CP and CN travel into the U.S., as does VIA Rail. Are they going to have to retrofit their vehicles to be capable of positive train control because they are operating in the U.S.? Therefore, why are we not doing it here in Canada? It makes no sense. That is available through regulation; the government could in fact pass that regulation.
I will cite the bill. The Governor in Council may make regulations respecting “the implementation, as a result of a risk management analysis, of the remedial action required to maintain the highest level of safety”.
Well, the highest level of safety is positive train control. The highest level of safety is what we should be striving for.
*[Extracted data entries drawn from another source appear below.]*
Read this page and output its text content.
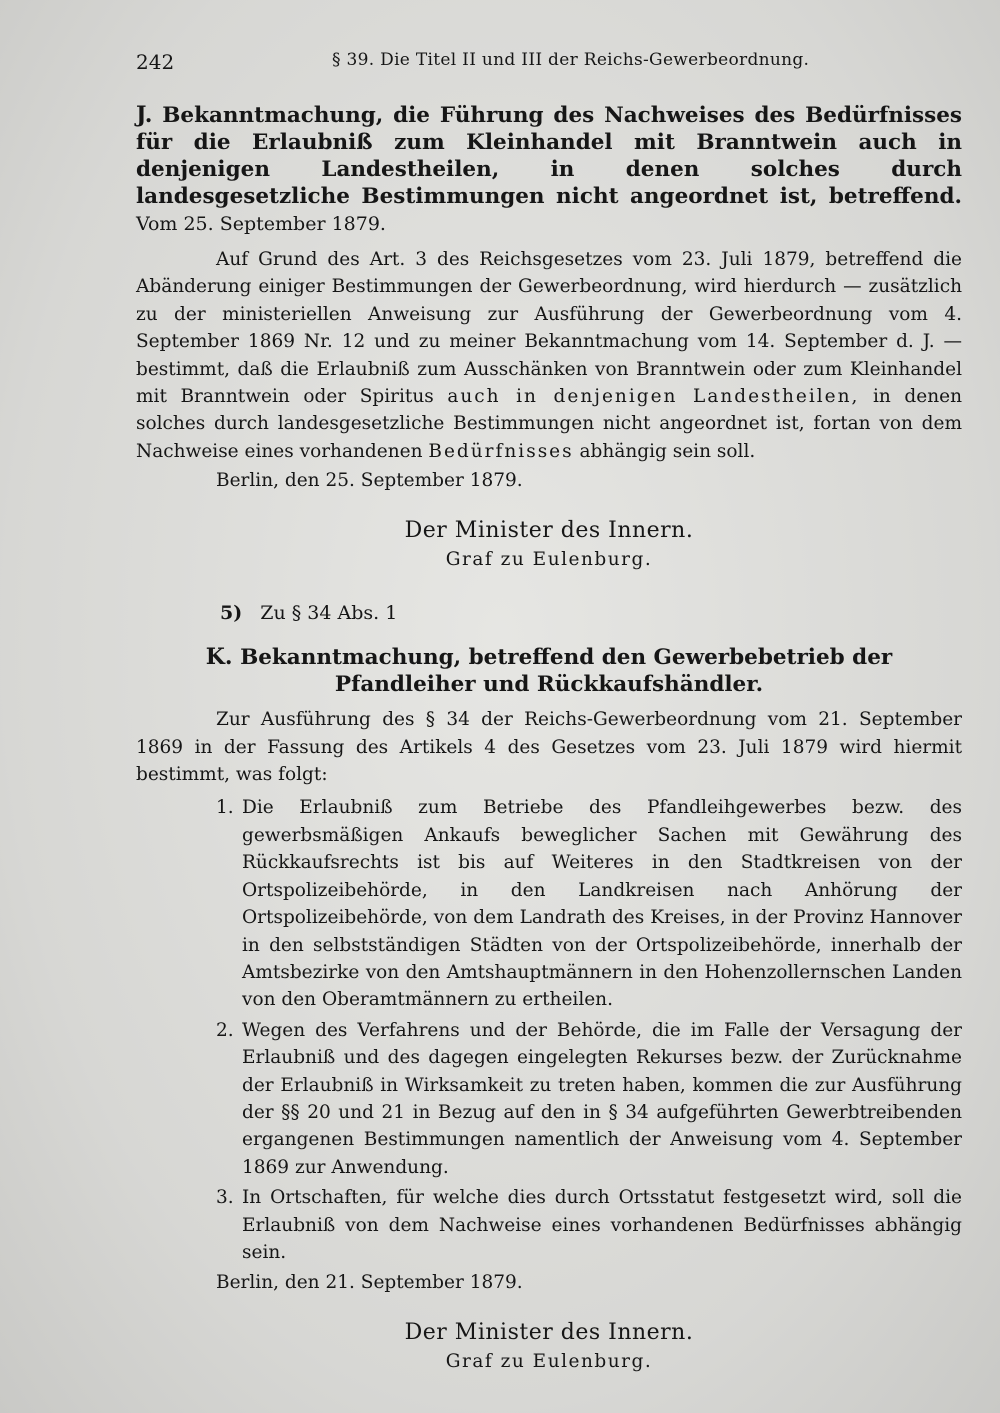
242	§ 39. Die Titel II und III der Reichs-Gewerbeordnung.

J. Bekanntmachung, die Führung des Nachweises des Bedürfnisses für die Erlaubniß zum Kleinhandel mit Branntwein auch in denjenigen Landestheilen, in denen solches durch landesgesetzliche Bestimmungen nicht angeordnet ist, betreffend. Vom 25. September 1879.

Auf Grund des Art. 3 des Reichsgesetzes vom 23. Juli 1879, betreffend die Abänderung einiger Bestimmungen der Gewerbeordnung, wird hierdurch — zusätzlich zu der ministeriellen Anweisung zur Ausführung der Gewerbeordnung vom 4. September 1869 Nr. 12 und zu meiner Bekanntmachung vom 14. September d. J. — bestimmt, daß die Erlaubniß zum Ausschänken von Branntwein oder zum Kleinhandel mit Branntwein oder Spiritus auch in denjenigen Landestheilen, in denen solches durch landesgesetzliche Bestimmungen nicht angeordnet ist, fortan von dem Nachweise eines vorhandenen Bedürfnisses abhängig sein soll.

Berlin, den 25. September 1879.

Der Minister des Innern.

Graf zu Eulenburg.

5) Zu § 34 Abs. 1

K. Bekanntmachung, betreffend den Gewerbebetrieb der Pfandleiher und Rückkaufshändler.

Zur Ausführung des § 34 der Reichs-Gewerbeordnung vom 21. September 1869 in der Fassung des Artikels 4 des Gesetzes vom 23. Juli 1879 wird hiermit bestimmt, was folgt:

1. Die Erlaubniß zum Betriebe des Pfandleihgewerbes bezw. des gewerbsmäßigen Ankaufs beweglicher Sachen mit Gewährung des Rückkaufsrechts ist bis auf Weiteres in den Stadtkreisen von der Ortspolizeibehörde, in den Landkreisen nach Anhörung der Ortspolizeibehörde, von dem Landrath des Kreises, in der Provinz Hannover in den selbstständigen Städten von der Ortspolizeibehörde, innerhalb der Amtsbezirke von den Amtshauptmännern in den Hohenzollernschen Landen von den Oberamtmännern zu ertheilen.
2. Wegen des Verfahrens und der Behörde, die im Falle der Versagung der Erlaubniß und des dagegen eingelegten Rekurses bezw. der Zurücknahme der Erlaubniß in Wirksamkeit zu treten haben, kommen die zur Ausführung der §§ 20 und 21 in Bezug auf den in § 34 aufgeführten Gewerbtreibenden ergangenen Bestimmungen namentlich der Anweisung vom 4. September 1869 zur Anwendung.
3. In Ortschaften, für welche dies durch Ortsstatut festgesetzt wird, soll die Erlaubniß von dem Nachweise eines vorhandenen Bedürfnisses abhängig sein.

Berlin, den 21. September 1879.

Der Minister des Innern.

Graf zu Eulenburg.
We should not be striving for something below the highest level of safety. Worldwide, that level of safety is what has become standard. We are the outlier; we are not at the highest level of safety. As was proven unfortunately by the deaths of three VIA Rail employees two weeks ago, that highest level of safety does not apply to Canada. The consequences were tragic.
The parliamentary secretary commented on the fact that rail companies have to get a certificate before they can actually operate. I am aware of at least one rail company starting up in Canada that was given an exemption by the Canadian transportation authority and will not require a certificate and not therefore be bound by this legislation. That is the air-rail link being built from Pearson Airport to Union Station. Why it was given an exemption from having to have a certificate, I really cannot answer, because the Canadian Transportation Agency sometimes acts in mysterious ways. It is a private company. Again, the parliamentary suggested that private companies should be free to run their businesses. However, as a public duty, we have to make sure that we implement safety regulations that protect the public. One cannot do that if one gives them exemptions. If one exempts them from being a railroad under the Canadian Transportation Agency, who then provides the safety? How does that happen?
The other piece of the puzzle, of course, is voice recorders in train cabs. They are not a piece of safety equipment per se but are an effective way of determining exactly what happened so that we can make the system safer later.
The train cabs currently have speed control recorders. In the conversations I have had with drivers they all know that those recorders are there and that drivers can be fired for violating the effective speed control on the pieces of track they are on. It is clear that their bosses can figure out exactly how fast they were going at any given time, so they pay close attention to what their speed should be as a result of there being a speed recorder.
The same would be true of a voice recorder. They would pay much closer attention to what is said and done in the cab and focus on their job more.